Now, compared to living in days like David lived, or even living in our own days in a war zone like, for example, Syria, most of us (particularly in Australia) know little about stress related to enemies attacking us either verbally or physically. So, I think it is fair to suggest that this would be an extreme situation for the majority of us. But, on the other hand, we all experience stress in some way, and so can enter in to some extent.

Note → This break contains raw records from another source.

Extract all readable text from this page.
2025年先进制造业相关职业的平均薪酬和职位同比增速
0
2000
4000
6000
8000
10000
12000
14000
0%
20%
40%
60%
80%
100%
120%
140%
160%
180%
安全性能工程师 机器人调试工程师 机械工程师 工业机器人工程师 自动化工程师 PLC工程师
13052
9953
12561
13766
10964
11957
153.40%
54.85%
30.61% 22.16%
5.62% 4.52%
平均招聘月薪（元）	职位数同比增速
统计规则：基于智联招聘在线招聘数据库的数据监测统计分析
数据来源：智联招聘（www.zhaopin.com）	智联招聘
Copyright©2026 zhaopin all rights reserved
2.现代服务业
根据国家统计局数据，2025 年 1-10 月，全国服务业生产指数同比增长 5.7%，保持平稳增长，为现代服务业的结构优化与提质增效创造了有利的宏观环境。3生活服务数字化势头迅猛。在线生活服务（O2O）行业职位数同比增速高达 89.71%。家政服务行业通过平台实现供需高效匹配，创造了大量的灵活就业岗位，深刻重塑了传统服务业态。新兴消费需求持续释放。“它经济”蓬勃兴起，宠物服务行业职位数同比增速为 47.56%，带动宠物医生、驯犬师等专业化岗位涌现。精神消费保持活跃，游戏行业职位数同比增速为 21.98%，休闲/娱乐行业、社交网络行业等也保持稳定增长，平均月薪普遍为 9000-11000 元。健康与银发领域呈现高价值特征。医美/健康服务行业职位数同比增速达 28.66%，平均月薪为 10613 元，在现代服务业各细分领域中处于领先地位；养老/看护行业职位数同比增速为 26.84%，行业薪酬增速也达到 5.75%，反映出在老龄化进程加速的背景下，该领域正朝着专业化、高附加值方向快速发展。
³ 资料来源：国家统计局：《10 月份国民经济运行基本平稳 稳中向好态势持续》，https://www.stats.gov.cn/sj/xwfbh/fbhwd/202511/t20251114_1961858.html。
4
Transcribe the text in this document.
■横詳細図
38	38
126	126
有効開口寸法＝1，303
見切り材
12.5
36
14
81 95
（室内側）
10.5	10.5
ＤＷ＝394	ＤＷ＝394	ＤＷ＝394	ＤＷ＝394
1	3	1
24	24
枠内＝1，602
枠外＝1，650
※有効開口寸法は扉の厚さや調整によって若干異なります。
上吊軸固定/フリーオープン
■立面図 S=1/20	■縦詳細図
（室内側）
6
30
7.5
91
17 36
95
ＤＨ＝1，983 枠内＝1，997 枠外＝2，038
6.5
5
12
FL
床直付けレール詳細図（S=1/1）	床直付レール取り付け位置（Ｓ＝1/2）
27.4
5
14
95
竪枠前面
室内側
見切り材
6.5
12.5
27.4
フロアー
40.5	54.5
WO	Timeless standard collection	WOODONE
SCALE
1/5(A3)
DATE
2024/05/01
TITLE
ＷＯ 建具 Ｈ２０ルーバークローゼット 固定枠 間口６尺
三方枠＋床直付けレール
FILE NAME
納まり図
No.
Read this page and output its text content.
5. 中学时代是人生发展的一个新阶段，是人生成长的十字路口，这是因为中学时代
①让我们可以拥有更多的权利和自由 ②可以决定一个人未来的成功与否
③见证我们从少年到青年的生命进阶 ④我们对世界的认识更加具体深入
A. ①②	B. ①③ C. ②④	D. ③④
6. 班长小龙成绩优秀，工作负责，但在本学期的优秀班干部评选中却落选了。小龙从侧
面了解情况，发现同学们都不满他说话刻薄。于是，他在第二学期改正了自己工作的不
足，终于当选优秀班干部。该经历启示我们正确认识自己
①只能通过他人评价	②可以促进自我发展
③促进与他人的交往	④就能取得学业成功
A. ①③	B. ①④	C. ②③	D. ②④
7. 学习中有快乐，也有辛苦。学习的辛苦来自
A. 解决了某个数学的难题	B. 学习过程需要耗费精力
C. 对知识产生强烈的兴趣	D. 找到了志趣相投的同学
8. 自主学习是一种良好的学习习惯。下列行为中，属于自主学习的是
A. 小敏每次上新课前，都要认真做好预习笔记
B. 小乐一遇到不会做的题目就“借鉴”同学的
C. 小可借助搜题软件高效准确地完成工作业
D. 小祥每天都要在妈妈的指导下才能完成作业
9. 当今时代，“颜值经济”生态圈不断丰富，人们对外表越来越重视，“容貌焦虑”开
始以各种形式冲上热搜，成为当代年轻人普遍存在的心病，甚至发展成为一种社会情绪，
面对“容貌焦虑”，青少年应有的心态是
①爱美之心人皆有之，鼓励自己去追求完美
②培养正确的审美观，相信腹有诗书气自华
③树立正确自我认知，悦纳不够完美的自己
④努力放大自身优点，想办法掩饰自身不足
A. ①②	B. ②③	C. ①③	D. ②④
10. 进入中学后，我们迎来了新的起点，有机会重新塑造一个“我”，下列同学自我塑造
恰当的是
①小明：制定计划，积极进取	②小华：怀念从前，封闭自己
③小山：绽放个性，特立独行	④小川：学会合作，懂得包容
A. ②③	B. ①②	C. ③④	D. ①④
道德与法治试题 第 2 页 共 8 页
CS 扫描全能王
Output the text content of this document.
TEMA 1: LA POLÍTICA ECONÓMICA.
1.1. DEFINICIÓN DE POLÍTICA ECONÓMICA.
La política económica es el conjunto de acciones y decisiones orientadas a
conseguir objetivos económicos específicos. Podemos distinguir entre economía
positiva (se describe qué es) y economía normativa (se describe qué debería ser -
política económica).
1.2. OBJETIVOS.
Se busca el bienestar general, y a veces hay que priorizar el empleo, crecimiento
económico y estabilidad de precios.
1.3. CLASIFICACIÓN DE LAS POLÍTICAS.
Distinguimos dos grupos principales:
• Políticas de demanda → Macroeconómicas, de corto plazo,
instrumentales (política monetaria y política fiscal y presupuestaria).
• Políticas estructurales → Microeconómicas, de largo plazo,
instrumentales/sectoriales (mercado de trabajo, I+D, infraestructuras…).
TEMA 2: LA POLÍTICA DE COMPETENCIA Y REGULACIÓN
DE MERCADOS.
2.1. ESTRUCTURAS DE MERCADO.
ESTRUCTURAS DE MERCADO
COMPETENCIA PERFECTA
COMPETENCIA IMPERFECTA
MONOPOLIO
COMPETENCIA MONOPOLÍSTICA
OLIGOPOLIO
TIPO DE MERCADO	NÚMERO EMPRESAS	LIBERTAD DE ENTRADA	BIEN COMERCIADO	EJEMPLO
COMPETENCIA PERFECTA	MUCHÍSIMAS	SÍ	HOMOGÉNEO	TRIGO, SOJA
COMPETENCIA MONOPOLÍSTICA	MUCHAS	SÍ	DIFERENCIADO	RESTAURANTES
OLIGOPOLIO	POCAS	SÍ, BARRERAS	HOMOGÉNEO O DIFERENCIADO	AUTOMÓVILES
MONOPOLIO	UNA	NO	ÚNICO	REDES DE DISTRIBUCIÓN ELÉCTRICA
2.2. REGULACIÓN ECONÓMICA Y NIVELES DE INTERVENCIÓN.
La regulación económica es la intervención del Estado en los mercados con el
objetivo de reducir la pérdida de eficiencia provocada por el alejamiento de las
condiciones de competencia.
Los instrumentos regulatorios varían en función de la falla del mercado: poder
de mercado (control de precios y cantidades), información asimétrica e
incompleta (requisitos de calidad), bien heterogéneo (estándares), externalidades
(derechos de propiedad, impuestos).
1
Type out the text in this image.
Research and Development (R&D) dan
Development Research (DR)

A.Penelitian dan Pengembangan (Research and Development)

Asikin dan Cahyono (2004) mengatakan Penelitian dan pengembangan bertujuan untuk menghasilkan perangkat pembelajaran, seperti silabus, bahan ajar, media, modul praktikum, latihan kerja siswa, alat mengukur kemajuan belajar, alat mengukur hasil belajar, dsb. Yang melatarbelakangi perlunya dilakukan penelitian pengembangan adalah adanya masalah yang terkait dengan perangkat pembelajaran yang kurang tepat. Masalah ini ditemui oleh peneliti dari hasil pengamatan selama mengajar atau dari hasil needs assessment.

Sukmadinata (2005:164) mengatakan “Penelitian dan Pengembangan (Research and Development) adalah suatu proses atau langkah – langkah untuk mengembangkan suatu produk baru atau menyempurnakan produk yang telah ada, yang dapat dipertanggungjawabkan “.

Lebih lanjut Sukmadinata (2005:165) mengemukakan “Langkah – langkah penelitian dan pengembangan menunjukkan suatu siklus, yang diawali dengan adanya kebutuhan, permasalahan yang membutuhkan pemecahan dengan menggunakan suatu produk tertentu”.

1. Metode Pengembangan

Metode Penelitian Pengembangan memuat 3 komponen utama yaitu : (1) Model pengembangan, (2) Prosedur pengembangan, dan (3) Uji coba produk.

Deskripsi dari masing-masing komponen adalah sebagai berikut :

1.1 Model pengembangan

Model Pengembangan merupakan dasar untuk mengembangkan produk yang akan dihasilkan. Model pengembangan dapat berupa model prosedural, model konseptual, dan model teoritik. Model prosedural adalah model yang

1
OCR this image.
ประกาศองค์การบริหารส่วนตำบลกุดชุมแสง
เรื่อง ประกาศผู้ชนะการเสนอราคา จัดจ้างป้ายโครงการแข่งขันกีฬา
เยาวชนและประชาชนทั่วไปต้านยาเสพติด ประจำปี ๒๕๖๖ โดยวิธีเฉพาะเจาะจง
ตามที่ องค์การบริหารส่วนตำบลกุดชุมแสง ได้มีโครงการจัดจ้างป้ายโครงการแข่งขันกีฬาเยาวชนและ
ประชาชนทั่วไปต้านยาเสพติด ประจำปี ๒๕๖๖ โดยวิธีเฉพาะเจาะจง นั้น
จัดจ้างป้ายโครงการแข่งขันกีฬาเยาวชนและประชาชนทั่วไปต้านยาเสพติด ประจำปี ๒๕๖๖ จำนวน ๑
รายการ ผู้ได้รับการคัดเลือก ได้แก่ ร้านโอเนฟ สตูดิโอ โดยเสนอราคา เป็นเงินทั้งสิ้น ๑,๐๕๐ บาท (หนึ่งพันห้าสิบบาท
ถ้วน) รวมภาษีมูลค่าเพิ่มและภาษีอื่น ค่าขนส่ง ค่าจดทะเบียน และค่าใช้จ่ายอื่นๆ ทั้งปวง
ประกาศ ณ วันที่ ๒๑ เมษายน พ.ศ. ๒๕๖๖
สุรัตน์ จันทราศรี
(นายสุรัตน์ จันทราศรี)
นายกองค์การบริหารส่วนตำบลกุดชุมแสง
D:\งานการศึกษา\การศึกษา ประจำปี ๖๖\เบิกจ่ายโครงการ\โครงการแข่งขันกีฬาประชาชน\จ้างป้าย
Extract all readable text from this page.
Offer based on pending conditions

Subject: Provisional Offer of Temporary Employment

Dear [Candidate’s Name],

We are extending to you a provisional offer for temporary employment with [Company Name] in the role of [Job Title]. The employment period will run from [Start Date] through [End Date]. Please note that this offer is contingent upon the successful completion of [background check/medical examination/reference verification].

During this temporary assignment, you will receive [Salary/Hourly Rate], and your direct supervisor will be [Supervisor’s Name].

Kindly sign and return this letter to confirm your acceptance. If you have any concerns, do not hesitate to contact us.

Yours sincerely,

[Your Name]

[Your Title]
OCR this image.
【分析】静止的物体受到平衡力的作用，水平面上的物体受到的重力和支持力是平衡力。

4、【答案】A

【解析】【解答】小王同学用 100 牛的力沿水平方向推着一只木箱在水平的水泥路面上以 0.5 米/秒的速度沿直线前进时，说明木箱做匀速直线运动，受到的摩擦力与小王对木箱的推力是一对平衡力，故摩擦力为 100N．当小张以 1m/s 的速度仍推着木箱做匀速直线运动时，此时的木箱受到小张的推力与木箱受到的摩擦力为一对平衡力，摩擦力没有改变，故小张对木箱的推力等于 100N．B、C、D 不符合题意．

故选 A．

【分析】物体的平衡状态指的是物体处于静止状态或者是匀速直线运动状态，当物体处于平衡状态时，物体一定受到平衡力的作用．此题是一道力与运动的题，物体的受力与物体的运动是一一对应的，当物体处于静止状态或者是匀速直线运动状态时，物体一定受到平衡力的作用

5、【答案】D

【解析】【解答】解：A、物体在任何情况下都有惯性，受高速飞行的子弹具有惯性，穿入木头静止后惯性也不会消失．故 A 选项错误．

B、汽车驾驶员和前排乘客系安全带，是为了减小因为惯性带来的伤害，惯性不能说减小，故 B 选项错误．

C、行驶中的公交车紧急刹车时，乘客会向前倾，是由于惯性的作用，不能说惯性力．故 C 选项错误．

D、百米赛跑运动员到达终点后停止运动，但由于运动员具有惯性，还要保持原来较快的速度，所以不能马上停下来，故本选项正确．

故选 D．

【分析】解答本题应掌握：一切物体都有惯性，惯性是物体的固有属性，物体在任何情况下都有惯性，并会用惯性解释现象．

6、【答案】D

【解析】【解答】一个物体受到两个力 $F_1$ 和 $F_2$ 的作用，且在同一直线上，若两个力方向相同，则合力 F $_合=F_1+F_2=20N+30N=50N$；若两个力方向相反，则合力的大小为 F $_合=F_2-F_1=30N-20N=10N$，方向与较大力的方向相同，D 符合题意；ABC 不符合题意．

So, a key thing we can learn from this psalm is simply that David dealt with this stress by talking about it. Something suggested by any good therapist. But, even more important, by talking about it to God. Sadly, not the normal suggestion of most therapists! And David didn’t gloss over things, he told it like it is. He didn’t consider that there was anything God couldn’t handle, or might be offended by, or wouldn’t be interested in. Everything was poured out to God – all his suffering, his frustration, his anger, his pain and importantly, what the cause of all this was. He knew what to do and he did it.
I’m not suggesting that this is the only thing we can do in a stressful situation, but this one is vital. Don’t leave it until all else fails! Prioritize spending time talking to God about all that is happening.
Then, in time, as David says here:
9 …my soul will rejoice in the Lord
and delight in his salvation.
10 My whole being will exclaim,
“Who is like you, Lord?
Father, in this world we will have times of stress and even opposition because we belong to you. Help us to always come to you in such times, trusting you to meet our needs at such times. In answer to David above, Lord, there is none like you! Amen.